The Runner
“A man too gentle gets left behind.”
                                Nancy Schoenberger

The roads go on, ending only
in reduced images.
                                          Running
is my way of returning
to a place,
                      to this room infused 
with foliage, the street lights 
merged in a single lamp.
                                                        Already 
you are awake. I lean to kiss 
your waist, the muscles
like spreading water, 
                                                 but skin
is anonymous. I am spared 
my face. Only later 
will we need words
                                             the spaces 
between them, a distance
we must try to cover.
Dumb Supper
Again, I ask for you. The table
is set. Your plate waits
for its portion of face.
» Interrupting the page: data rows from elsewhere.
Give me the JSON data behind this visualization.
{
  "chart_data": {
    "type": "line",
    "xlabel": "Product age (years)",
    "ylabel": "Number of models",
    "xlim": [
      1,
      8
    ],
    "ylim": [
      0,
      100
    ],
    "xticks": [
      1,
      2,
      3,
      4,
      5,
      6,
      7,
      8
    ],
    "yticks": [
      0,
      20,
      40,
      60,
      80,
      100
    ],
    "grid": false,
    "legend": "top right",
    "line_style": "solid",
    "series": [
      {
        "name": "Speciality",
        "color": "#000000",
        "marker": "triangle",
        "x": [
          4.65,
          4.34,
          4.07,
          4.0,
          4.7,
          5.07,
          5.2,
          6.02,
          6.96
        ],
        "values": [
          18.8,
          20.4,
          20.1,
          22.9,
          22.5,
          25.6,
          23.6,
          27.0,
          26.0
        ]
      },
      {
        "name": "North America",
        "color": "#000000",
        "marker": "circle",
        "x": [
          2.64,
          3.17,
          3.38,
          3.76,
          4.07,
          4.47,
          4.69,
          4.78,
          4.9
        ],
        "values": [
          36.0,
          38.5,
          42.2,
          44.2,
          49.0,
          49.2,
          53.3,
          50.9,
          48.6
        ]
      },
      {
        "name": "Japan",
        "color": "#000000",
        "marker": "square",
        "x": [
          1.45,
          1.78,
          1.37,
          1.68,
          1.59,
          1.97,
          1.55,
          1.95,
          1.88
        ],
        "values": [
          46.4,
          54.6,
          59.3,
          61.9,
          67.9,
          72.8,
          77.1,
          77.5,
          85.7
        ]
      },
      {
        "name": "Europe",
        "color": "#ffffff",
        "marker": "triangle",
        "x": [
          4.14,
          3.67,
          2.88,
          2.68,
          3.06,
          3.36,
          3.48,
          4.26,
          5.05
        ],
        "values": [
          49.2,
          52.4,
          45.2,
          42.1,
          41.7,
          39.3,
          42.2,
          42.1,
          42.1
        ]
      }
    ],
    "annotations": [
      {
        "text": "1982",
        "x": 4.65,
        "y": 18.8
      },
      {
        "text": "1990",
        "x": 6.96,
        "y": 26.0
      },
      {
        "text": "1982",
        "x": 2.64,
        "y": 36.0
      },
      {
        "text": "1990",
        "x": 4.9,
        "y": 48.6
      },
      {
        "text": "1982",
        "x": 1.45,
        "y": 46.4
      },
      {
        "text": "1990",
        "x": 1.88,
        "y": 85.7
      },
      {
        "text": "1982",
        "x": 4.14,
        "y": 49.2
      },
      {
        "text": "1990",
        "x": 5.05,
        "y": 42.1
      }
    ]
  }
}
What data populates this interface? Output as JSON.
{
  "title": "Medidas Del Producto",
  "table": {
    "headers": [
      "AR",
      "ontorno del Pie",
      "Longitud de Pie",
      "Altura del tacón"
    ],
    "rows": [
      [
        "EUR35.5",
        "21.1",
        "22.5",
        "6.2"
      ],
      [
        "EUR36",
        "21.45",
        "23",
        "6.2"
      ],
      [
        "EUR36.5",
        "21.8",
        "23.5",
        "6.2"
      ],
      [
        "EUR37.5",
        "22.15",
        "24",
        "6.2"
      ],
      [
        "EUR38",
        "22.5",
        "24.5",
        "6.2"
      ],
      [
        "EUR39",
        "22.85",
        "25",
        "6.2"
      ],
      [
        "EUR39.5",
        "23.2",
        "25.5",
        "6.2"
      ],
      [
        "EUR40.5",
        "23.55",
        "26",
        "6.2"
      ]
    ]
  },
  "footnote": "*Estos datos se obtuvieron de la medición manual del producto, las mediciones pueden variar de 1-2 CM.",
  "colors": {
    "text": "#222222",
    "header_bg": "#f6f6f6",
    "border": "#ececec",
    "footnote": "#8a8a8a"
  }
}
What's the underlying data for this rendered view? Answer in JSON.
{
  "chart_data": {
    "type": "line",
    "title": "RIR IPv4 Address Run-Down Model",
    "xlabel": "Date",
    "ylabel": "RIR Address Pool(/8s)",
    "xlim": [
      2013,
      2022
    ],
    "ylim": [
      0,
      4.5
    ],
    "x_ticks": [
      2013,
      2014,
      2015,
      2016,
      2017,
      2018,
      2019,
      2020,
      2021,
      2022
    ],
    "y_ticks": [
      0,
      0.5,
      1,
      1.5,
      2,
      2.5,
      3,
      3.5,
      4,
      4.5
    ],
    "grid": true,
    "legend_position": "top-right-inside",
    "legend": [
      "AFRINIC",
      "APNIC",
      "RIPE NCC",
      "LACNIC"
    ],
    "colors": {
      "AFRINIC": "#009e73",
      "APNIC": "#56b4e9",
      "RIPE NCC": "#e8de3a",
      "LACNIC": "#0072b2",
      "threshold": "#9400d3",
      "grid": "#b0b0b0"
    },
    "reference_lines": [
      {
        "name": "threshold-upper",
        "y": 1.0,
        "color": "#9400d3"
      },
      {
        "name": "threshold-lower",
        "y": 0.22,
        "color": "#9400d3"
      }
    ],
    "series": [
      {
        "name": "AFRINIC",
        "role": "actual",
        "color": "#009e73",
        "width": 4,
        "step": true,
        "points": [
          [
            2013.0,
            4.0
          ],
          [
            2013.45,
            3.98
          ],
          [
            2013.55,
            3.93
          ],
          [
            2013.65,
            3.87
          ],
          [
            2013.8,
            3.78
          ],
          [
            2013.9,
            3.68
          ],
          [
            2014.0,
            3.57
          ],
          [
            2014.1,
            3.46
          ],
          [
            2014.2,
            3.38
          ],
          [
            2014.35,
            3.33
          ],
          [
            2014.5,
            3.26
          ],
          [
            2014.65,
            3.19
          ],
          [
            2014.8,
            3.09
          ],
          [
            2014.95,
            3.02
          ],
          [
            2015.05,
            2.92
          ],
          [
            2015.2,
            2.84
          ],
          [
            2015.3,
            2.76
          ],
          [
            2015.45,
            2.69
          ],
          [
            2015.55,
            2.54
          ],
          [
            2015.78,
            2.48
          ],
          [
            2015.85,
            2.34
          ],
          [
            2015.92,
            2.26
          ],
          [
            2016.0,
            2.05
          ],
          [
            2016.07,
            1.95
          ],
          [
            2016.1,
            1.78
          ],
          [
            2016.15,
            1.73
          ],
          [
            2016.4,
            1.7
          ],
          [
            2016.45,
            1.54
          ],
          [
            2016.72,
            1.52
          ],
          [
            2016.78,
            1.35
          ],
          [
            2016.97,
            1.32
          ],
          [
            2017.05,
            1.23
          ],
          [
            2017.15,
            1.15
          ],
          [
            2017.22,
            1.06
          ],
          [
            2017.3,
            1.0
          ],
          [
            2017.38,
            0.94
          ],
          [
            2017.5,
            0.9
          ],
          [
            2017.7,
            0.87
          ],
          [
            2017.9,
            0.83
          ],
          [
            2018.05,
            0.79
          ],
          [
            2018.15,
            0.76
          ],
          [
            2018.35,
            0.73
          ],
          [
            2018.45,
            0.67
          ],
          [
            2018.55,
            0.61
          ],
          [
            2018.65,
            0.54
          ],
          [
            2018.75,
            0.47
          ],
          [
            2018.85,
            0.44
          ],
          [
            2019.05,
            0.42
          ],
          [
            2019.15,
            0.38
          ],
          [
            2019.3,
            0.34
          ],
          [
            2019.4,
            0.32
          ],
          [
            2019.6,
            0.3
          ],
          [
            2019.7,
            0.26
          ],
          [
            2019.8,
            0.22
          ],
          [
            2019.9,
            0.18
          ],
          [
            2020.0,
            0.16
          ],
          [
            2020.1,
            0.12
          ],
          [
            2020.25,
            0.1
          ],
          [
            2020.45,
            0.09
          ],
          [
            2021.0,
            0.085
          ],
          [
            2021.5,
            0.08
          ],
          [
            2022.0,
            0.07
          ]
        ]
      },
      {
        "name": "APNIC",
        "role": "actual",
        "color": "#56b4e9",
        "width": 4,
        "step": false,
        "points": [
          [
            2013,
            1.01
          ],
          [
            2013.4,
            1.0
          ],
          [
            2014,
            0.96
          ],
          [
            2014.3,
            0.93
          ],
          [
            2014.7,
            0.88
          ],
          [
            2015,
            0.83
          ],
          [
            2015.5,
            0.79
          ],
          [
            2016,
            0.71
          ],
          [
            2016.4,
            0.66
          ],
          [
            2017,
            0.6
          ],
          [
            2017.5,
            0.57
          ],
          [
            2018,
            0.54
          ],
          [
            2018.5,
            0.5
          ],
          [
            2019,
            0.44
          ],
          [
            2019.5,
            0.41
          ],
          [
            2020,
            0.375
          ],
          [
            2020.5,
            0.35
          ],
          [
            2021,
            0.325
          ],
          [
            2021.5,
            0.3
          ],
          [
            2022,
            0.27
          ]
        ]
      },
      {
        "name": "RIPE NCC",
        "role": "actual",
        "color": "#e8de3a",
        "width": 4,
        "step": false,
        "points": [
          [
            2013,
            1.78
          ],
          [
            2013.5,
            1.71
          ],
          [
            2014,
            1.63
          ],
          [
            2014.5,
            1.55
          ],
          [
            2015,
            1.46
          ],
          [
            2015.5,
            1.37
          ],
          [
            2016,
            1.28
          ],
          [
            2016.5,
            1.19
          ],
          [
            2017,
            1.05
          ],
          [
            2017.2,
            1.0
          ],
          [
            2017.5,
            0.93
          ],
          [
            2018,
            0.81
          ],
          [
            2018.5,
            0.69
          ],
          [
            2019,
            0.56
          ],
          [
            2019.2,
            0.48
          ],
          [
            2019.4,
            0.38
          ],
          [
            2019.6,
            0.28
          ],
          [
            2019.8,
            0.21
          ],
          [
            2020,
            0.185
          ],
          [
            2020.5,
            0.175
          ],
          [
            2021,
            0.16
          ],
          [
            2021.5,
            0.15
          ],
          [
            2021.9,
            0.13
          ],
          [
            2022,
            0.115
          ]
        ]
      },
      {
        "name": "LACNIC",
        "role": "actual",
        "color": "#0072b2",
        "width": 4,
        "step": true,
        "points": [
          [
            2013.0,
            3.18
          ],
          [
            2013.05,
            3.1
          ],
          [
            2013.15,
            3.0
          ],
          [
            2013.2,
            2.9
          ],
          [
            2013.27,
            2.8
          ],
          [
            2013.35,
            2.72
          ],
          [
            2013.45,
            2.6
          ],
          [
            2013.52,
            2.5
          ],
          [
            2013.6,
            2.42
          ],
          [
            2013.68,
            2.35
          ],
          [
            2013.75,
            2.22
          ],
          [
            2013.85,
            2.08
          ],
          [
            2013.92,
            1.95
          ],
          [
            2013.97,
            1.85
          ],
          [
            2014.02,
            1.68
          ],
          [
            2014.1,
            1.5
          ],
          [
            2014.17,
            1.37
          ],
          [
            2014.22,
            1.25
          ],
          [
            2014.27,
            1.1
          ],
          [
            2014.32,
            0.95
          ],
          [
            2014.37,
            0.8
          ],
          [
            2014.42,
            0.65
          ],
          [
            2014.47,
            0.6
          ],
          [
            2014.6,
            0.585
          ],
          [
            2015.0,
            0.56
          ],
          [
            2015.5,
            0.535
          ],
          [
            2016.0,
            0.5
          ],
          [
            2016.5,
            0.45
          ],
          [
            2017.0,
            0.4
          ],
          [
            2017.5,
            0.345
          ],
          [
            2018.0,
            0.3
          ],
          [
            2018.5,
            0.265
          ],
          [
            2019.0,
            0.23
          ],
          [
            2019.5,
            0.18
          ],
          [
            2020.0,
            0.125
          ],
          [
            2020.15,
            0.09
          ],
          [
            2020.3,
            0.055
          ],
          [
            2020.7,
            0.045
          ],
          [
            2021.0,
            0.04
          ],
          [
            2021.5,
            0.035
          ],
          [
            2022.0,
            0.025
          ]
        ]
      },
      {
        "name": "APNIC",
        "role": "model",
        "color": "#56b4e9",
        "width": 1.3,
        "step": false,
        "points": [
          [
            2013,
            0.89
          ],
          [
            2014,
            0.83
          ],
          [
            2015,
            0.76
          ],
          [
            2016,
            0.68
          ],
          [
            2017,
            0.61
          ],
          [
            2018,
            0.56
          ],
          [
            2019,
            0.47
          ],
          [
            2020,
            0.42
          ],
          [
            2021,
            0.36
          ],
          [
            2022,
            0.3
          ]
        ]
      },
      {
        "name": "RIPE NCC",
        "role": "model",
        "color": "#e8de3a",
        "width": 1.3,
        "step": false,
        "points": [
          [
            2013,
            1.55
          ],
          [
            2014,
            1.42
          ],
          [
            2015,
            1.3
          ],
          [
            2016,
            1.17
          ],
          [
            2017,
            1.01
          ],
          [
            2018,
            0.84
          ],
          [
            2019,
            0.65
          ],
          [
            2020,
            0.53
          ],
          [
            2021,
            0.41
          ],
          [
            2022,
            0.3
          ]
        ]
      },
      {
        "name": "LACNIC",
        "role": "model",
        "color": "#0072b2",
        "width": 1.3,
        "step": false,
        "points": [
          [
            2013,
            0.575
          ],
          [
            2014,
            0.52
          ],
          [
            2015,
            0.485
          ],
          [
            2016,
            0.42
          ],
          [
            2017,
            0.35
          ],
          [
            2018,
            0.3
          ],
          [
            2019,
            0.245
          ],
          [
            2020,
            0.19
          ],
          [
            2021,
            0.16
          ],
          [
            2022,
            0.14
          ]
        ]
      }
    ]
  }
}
I wait
for the silence to be broken
like bread, for the proof
of your fingers upon spoons.
I light a match and lamps
hurl their nets across the room,
walls become lace, veils
filtering the focused silence
of a swarm. Love is the smoked
hive, the honey. I remember
your arms, the strained veins
of petals, the balanced bloom
of your body I pressed my mouth to, 
your face flushed with stings.
Tonight my hands smell of flowers 
crushed upon cloth, the shirts
stiff with knowledge of your body.
In the short-circuited sign
of my window, each star is a letter
not lit long enough to form words.
From The Dark
Waves recede and rise. I watch
a surfboard on its quick descent,
children tumbling from the slick
grey stairs. All our climbing
comes to this: The pine tree
sways, its tiered green reaching
nothing, and the stump, like a cone
thrown in a pool, the spread of its rings
blending into earth. Still, it will last
the whole night, dry enough for burning.
We break it beneath our boots
like a new trail, stack it into piles,
markers that will lead us from the dark.